In ruling NY N293371, CBP applied General Rule of Interpretation 2(a) to classify steel special profiles from Germany that are imported for use in manufacturing forklift masts or carriages as blanks for parts of forklifts under HTSUS 8431.20.00. These profiles, which are incomplete steel mast rails and finger bars, are either (1) cut to a fixed length in accordance with customer instructions or (2) in lengths designed to fit within the transporting cargo container. They are not ready for direct use in forklifts but do have the approximate final shapes of the finished articles.

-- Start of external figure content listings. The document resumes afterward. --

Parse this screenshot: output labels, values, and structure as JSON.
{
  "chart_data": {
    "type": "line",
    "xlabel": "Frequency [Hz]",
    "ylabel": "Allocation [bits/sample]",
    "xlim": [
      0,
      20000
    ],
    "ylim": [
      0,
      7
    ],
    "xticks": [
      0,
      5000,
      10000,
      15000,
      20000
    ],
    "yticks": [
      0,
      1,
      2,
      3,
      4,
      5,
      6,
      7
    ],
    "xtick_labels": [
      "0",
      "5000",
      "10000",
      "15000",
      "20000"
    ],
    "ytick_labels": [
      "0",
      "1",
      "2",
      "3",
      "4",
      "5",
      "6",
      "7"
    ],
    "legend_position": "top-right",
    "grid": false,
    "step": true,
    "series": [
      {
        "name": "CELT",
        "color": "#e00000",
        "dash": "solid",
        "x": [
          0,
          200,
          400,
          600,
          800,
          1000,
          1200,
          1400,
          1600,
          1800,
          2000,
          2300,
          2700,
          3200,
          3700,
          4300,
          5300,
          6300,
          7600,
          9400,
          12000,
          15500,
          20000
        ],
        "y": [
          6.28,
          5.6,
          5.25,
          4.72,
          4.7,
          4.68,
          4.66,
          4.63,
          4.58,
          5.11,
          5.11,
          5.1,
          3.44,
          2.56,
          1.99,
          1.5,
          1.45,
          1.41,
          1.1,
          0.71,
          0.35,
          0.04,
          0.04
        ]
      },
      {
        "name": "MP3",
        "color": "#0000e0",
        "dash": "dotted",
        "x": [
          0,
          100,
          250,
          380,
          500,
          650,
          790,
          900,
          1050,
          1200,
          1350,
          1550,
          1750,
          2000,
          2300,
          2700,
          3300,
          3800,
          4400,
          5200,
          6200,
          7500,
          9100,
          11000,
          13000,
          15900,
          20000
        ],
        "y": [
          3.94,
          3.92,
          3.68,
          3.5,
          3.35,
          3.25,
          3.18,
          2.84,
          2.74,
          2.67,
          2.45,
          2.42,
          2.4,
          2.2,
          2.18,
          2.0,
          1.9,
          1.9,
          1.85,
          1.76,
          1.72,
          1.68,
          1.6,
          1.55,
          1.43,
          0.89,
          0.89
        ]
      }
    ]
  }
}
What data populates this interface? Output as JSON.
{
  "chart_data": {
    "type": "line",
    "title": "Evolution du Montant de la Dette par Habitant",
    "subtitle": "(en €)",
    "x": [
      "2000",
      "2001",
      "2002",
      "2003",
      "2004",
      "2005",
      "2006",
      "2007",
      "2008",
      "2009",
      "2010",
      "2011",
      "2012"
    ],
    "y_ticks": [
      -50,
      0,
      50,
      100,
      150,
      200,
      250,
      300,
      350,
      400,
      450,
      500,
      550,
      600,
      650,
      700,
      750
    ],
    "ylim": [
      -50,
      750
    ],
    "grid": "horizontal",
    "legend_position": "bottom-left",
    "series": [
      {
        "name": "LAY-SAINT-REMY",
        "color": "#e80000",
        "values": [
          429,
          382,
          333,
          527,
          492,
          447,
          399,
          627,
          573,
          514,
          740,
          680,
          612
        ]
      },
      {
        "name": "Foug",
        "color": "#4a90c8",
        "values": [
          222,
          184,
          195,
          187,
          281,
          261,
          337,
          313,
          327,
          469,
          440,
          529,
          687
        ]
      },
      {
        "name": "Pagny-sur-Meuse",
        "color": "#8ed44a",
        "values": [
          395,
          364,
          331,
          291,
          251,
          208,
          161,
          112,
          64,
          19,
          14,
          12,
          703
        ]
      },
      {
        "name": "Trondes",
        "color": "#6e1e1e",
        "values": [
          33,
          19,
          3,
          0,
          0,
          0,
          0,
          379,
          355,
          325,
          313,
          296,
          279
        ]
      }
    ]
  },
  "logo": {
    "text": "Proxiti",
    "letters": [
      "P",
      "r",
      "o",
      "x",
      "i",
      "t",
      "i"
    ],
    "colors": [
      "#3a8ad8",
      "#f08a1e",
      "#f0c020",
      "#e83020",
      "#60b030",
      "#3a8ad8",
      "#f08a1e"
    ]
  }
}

However, using GRIs 1 and 6, CBP has now revoked that ruling to reclassify the subject goods as angles, shapes, and sections of iron or non-alloy steel under HTSUS 7216.50.00. CBP explains that while these items may ultimately be destined for incorporation into a forklift they are not identifiable as such based on their condition as imported. Specifically, the beams are not welded to the plates and bars necessary to create the shape and dimensions of an inner, intermediate, or outer weldment of a mast, and the finger bars are not welded to the frame for attachment between the carriage and mast. Instead, it is the various cuts, notches, drilled holes, and welding that take place after importation that give the items the characteristics that dedicate them for use in a forklift or the weldment of the lifting mast or carriage.
This change means that the subject goods will now be subject to the Section 232 additional 25 percent duty on steel products. While both HTSUS subheadings at issue are duty-free, steel products of Germany under HTSUS 7216.50.00 are currently subject to the Section 232 tariff while products of that country classified under HTSUS 8431.20.00 are not.